What is this all about? The elevator catches passengers off guard with a sound installation by Werner Reiterer. For his art, the artist likes to work with unusual spaces. He disrupts perspectives by playfully challenging expectations. Die Eroberung der Vertikale (The conquest of the vertical), his sound installation inside the elevator of the State Gallery, explores how people move through space. For thousands of years, movement was horizontal. Only in relatively recent history has it been possible to move in a vertical direction. Reiterer’s ironic take on this state of affairs offers passengers an element of surprise. 

A Twist of Thought

The unique architecture of the State Gallery of Lower Austria is not the museum’s only significant feature. There is also the inscription by artist Leo Zogmayer: wenn ich kunst sage meine ich das ganze (When I say art I mean everything) appearing in gray letters on an exterior concrete wall. The phrase can be seen on the ground floor through the museum’s large arched windows. Simple in design, Zogmayer’s inscription opens up an interesting space for reflecting on the building’s conceptual underpinnings and architecture. Both the structure and the sentence make use of “twisting” to defamiliarize perceptions. For Zogmayer, art begins where our linguistic capacities end. His philosophical musings on the role of art also question what meaning art can have for each viewer personally, for a museum, or for society.

Anchor Points for Imaginary Energy

Judith Fegerl’s permanent artistic intervention also references the museum’s architecture. It seeks to make the structure’s ostensible kinetic energy visible. For her work anchors, located on the ground floor of the State Gallery, Fegerl specified three “anchor points” from where the imaginary forces of the building’s architectural rotation emanate. At these points, she inserted geometric concrete recesses fashioned out of positive and negative forms, creating an unexpected and unusual architectural element.
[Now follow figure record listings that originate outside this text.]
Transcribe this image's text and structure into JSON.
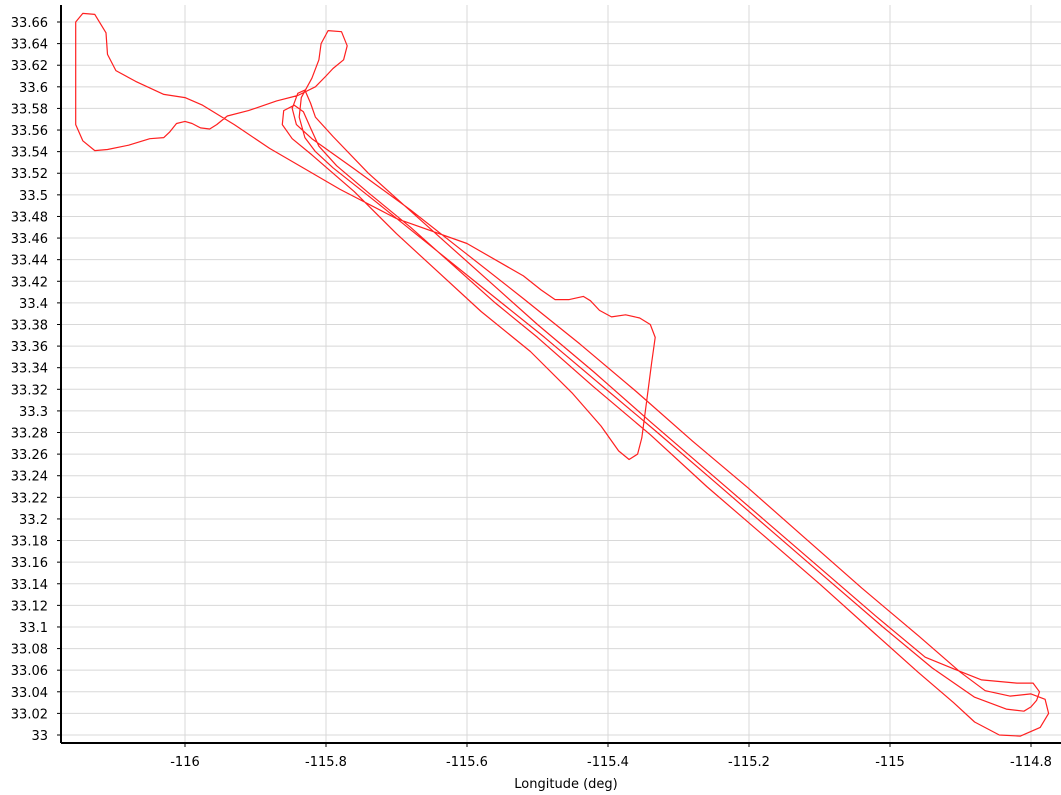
{
  "chart_data": {
    "type": "line",
    "title": "",
    "xlabel": "Longitude (deg)",
    "ylabel": "",
    "xlim": [
      -116.17,
      -114.77
    ],
    "ylim": [
      33.0,
      33.67
    ],
    "grid": true,
    "colors": {
      "series": "#ff2020",
      "grid": "#d8d8d8",
      "axis": "#000000"
    },
    "x_ticks": [
      -116,
      -115.8,
      -115.6,
      -115.4,
      -115.2,
      -115,
      -114.8
    ],
    "x_tick_labels": [
      "-116",
      "-115.8",
      "-115.6",
      "-115.4",
      "-115.2",
      "-115",
      "-114.8"
    ],
    "y_ticks": [
      33.0,
      33.02,
      33.04,
      33.06,
      33.08,
      33.1,
      33.12,
      33.14,
      33.16,
      33.18,
      33.2,
      33.22,
      33.24,
      33.26,
      33.28,
      33.3,
      33.32,
      33.34,
      33.36,
      33.38,
      33.4,
      33.42,
      33.44,
      33.46,
      33.48,
      33.5,
      33.52,
      33.54,
      33.56,
      33.58,
      33.6,
      33.62,
      33.64,
      33.66
    ],
    "y_tick_labels": [
      "33",
      "33.02",
      "33.04",
      "33.06",
      "33.08",
      "33.1",
      "33.12",
      "33.14",
      "33.16",
      "33.18",
      "33.2",
      "33.22",
      "33.24",
      "33.26",
      "33.28",
      "33.3",
      "33.32",
      "33.34",
      "33.36",
      "33.38",
      "33.4",
      "33.42",
      "33.44",
      "33.46",
      "33.48",
      "33.5",
      "33.52",
      "33.54",
      "33.56",
      "33.58",
      "33.6",
      "33.62",
      "33.64",
      "33.66"
    ],
    "series": [
      {
        "points": [
          [
            -116.155,
            33.64
          ],
          [
            -116.155,
            33.66
          ],
          [
            -116.145,
            33.668
          ],
          [
            -116.128,
            33.667
          ],
          [
            -116.112,
            33.65
          ],
          [
            -116.11,
            33.63
          ],
          [
            -116.098,
            33.615
          ],
          [
            -116.07,
            33.605
          ],
          [
            -116.03,
            33.593
          ],
          [
            -116.0,
            33.59
          ],
          [
            -115.975,
            33.583
          ],
          [
            -115.93,
            33.565
          ],
          [
            -115.88,
            33.543
          ],
          [
            -115.83,
            33.524
          ],
          [
            -115.78,
            33.505
          ],
          [
            -115.7,
            33.478
          ],
          [
            -115.6,
            33.455
          ],
          [
            -115.52,
            33.425
          ],
          [
            -115.495,
            33.412
          ],
          [
            -115.475,
            33.403
          ],
          [
            -115.455,
            33.403
          ],
          [
            -115.435,
            33.406
          ],
          [
            -115.425,
            33.402
          ],
          [
            -115.412,
            33.393
          ],
          [
            -115.395,
            33.387
          ],
          [
            -115.375,
            33.389
          ],
          [
            -115.355,
            33.386
          ],
          [
            -115.34,
            33.38
          ],
          [
            -115.333,
            33.368
          ],
          [
            -115.338,
            33.345
          ],
          [
            -115.345,
            33.31
          ],
          [
            -115.352,
            33.275
          ],
          [
            -115.358,
            33.26
          ],
          [
            -115.37,
            33.255
          ],
          [
            -115.385,
            33.263
          ],
          [
            -115.41,
            33.286
          ],
          [
            -115.45,
            33.316
          ],
          [
            -115.51,
            33.355
          ],
          [
            -115.58,
            33.392
          ],
          [
            -115.64,
            33.428
          ],
          [
            -115.7,
            33.464
          ],
          [
            -115.76,
            33.503
          ],
          [
            -115.82,
            33.537
          ],
          [
            -115.848,
            33.552
          ],
          [
            -115.862,
            33.565
          ],
          [
            -115.86,
            33.578
          ],
          [
            -115.845,
            33.583
          ],
          [
            -115.832,
            33.577
          ],
          [
            -115.822,
            33.562
          ],
          [
            -115.81,
            33.545
          ],
          [
            -115.785,
            33.527
          ],
          [
            -115.74,
            33.502
          ],
          [
            -115.68,
            33.47
          ],
          [
            -115.62,
            33.435
          ],
          [
            -115.56,
            33.4
          ],
          [
            -115.5,
            33.368
          ],
          [
            -115.42,
            33.322
          ],
          [
            -115.34,
            33.278
          ],
          [
            -115.26,
            33.23
          ],
          [
            -115.18,
            33.185
          ],
          [
            -115.1,
            33.14
          ],
          [
            -115.02,
            33.093
          ],
          [
            -114.96,
            33.058
          ],
          [
            -114.91,
            33.03
          ],
          [
            -114.88,
            33.012
          ],
          [
            -114.845,
            33.0
          ],
          [
            -114.815,
            32.999
          ],
          [
            -114.787,
            33.007
          ],
          [
            -114.775,
            33.02
          ],
          [
            -114.78,
            33.033
          ],
          [
            -114.8,
            33.038
          ],
          [
            -114.83,
            33.036
          ],
          [
            -114.865,
            33.041
          ],
          [
            -114.9,
            33.058
          ],
          [
            -114.96,
            33.092
          ],
          [
            -115.04,
            33.136
          ],
          [
            -115.12,
            33.182
          ],
          [
            -115.2,
            33.228
          ],
          [
            -115.28,
            33.272
          ],
          [
            -115.36,
            33.318
          ],
          [
            -115.44,
            33.362
          ],
          [
            -115.52,
            33.404
          ],
          [
            -115.6,
            33.445
          ],
          [
            -115.68,
            33.486
          ],
          [
            -115.76,
            33.524
          ],
          [
            -115.82,
            33.552
          ],
          [
            -115.842,
            33.565
          ],
          [
            -115.848,
            33.58
          ],
          [
            -115.84,
            33.594
          ],
          [
            -115.83,
            33.597
          ],
          [
            -115.822,
            33.585
          ],
          [
            -115.815,
            33.572
          ],
          [
            -115.79,
            33.554
          ],
          [
            -115.74,
            33.52
          ],
          [
            -115.68,
            33.485
          ],
          [
            -115.62,
            33.45
          ],
          [
            -115.56,
            33.415
          ],
          [
            -115.5,
            33.38
          ],
          [
            -115.42,
            33.336
          ],
          [
            -115.34,
            33.29
          ],
          [
            -115.26,
            33.245
          ],
          [
            -115.18,
            33.2
          ],
          [
            -115.1,
            33.155
          ],
          [
            -115.02,
            33.11
          ],
          [
            -114.95,
            33.072
          ],
          [
            -114.905,
            33.06
          ],
          [
            -114.87,
            33.051
          ],
          [
            -114.82,
            33.048
          ],
          [
            -114.797,
            33.048
          ],
          [
            -114.788,
            33.04
          ],
          [
            -114.792,
            33.032
          ],
          [
            -114.8,
            33.026
          ],
          [
            -114.81,
            33.022
          ],
          [
            -114.835,
            33.024
          ],
          [
            -114.88,
            33.035
          ],
          [
            -114.94,
            33.062
          ],
          [
            -115.01,
            33.1
          ],
          [
            -115.09,
            33.145
          ],
          [
            -115.17,
            33.19
          ],
          [
            -115.25,
            33.235
          ],
          [
            -115.33,
            33.28
          ],
          [
            -115.41,
            33.324
          ],
          [
            -115.49,
            33.368
          ],
          [
            -115.57,
            33.41
          ],
          [
            -115.65,
            33.452
          ],
          [
            -115.73,
            33.494
          ],
          [
            -115.79,
            33.525
          ],
          [
            -115.815,
            33.54
          ],
          [
            -115.83,
            33.553
          ],
          [
            -115.838,
            33.572
          ],
          [
            -115.835,
            33.59
          ],
          [
            -115.82,
            33.608
          ],
          [
            -115.81,
            33.625
          ],
          [
            -115.807,
            33.64
          ],
          [
            -115.797,
            33.652
          ],
          [
            -115.778,
            33.651
          ],
          [
            -115.77,
            33.638
          ],
          [
            -115.775,
            33.625
          ],
          [
            -115.79,
            33.617
          ],
          [
            -115.8,
            33.61
          ],
          [
            -115.815,
            33.6
          ],
          [
            -115.84,
            33.592
          ],
          [
            -115.87,
            33.587
          ],
          [
            -115.91,
            33.578
          ],
          [
            -115.94,
            33.573
          ],
          [
            -115.955,
            33.565
          ],
          [
            -115.965,
            33.561
          ],
          [
            -115.978,
            33.562
          ],
          [
            -115.99,
            33.566
          ],
          [
            -116.0,
            33.568
          ],
          [
            -116.012,
            33.566
          ],
          [
            -116.022,
            33.558
          ],
          [
            -116.03,
            33.553
          ],
          [
            -116.05,
            33.552
          ],
          [
            -116.08,
            33.546
          ],
          [
            -116.11,
            33.542
          ],
          [
            -116.128,
            33.541
          ],
          [
            -116.145,
            33.55
          ],
          [
            -116.155,
            33.565
          ],
          [
            -116.155,
            33.6
          ],
          [
            -116.155,
            33.625
          ],
          [
            -116.155,
            33.64
          ]
        ]
      }
    ]
  }
}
Fegerl and Zogmayer’s works were developed during the construction phase of the museum as part of FUNDAMENTAL, a project realized by the State Gallery of Lower Austria based on a concept by Rainer Prohaska.

Poetic Period Piece

The temporary installation by Frenzi Rigling in the stairwell of the State Gallery is delicate and unassuming, yet all the more appealing as a result. A 24.38-meter-long fabric ribbon leads up toward the exhibitions on the third floor. The ribbon is made up of numerous strips of different fabric, each of which are one meter long and three centimeters wide. Rigling created the ribbon out of fabric scraps from dresses her mother sewed for her in the 1970s and 1980s. The artist elicits a very distinctive form of poetry from the everyday. With the installation 24.38 (Zeitstück) (24.38 (Timepiece)), Rigling has created a memento that preserves personal and familiar elements. The reduced and precisely placed intervention not only spans the central vertical axis of the museum’s stairwell, but also metaphorically represents the connection between above and below, past and present.